CORONAVIRUS LAW: POSSESSION APPEAL HEARD IN STAY PERIOD: JUDGMENT WILL NOT BE GIVEN UNTIL END OF THE STAY

The judgment of Mr Justice Cavanagh yesterday in  Bromford Housing Association Ltd v Nightingale & Anor [2020] EWHC 1532 (QB) is another variant of the issues relating to the stay of possession proceedings.  In this case the judge declined to give judgment in an appeal that had been heard during the period of the stay.  Such an appeal was materially different to an appeal heard prior to the stay.

 

THE CASE

The court had heard an appeal in relation to possession proceedings on the 28th April 2020 (it was heard remotely by Skype for business). At on the 28th May 2020 the judge stated he would give judgment after the end of teh stay period in PD 51Z.

DID THE JUDGMENT IN COPELAND AFFECT THE JUDGE’S DECISION

The parties wanted to know whether the judgment in Copeland affected the judge’s decision to defer the giving of judgment.  The judge held it did not.

  1. Yesterday, the parties helpfully drew my attention to the judgment of Freedman J in Copeland v Royal Bank of Scotland plc [2020] EWHC 1441 (QB), which was handed down on 4 June 2020. The parties were in agreement that this case was in relevant to the present case and asked that it be placed before me. Neither of the parties invited me to take any particular step in light of the judgment in Copeland.
  2. Copeland was an application for permission to appeal against a refusal to set aside a possession order, with appeal to follow if successful. In Copeland, the oral argument took place in February 2020, before PD 51Z was issued and before the stay on possession proceedings was imposed, but the judgment had not been handed down at the time when the stay came into force. Freedman J decided to lift the stay under CPR 3.1 for the narrow purpose of issuing the reserved judgment and making consequential orders, but also ordered that any possession order would be stayed under PD 51Z, for however long PD 51Z applies, and that he would grant an extension of time to bring a second appeal until after PD 51Z had ceased to apply.
  3. I have considered whether, in light of Copeland, I should reconsider the order that I made on 28 May. I have decided that I should not do so. There is a key difference between Copeland and the present case, which is that the hearing in Copeland took place before the stay was imposed by PD 51Z. It just happened to be the case that the reserved judgment in Copeland had not been handed down at the point at which the stay came into effect.

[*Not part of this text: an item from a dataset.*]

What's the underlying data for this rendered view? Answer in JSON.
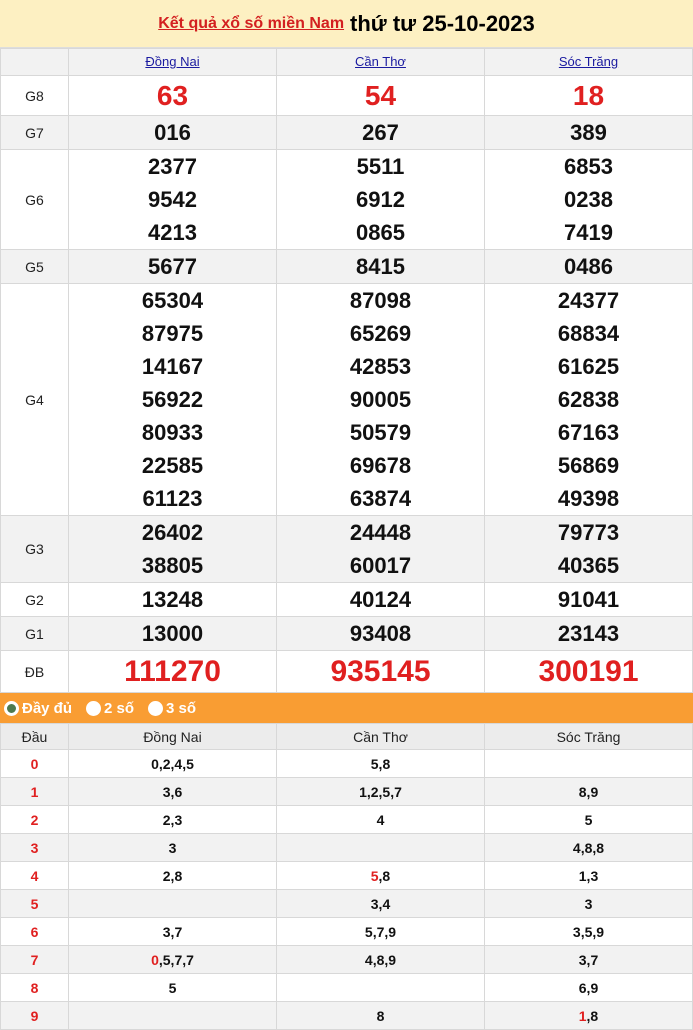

In the present case, in contrast, the stay was in force at the time when the appeal hearing took place. If the parties and I had enjoyed the benefit of seeing the Court of Appeal judgments in Arkin and Okoro at the time of the hearing, the proceedings would inevitably have been stayed and the hearing would not have taken place. In those circumstances, I think that it is important, and in keeping with the spirit of the stay, that the parties are given a further opportunity make submissions after the stay is lifted and before I hand down my judgment. It may be that they decide that there is no need to do so, but, nonetheless, they should be given that opportunity. There was no such need in Copeland because the appeal hearing had concluded before the stay was imposed.
  4. In reality, the practical effect of course of action that I have decided upon is not very different from that decided upon by Freedman J in Copeland. The only consequence is that, after the stay has been lifted, there will be a further short delay whilst the parties are given the opportunity to make further submissions, before I hand down my judgment.
  5. Accordingly, the order that I made on 28 May 2020 remains in place.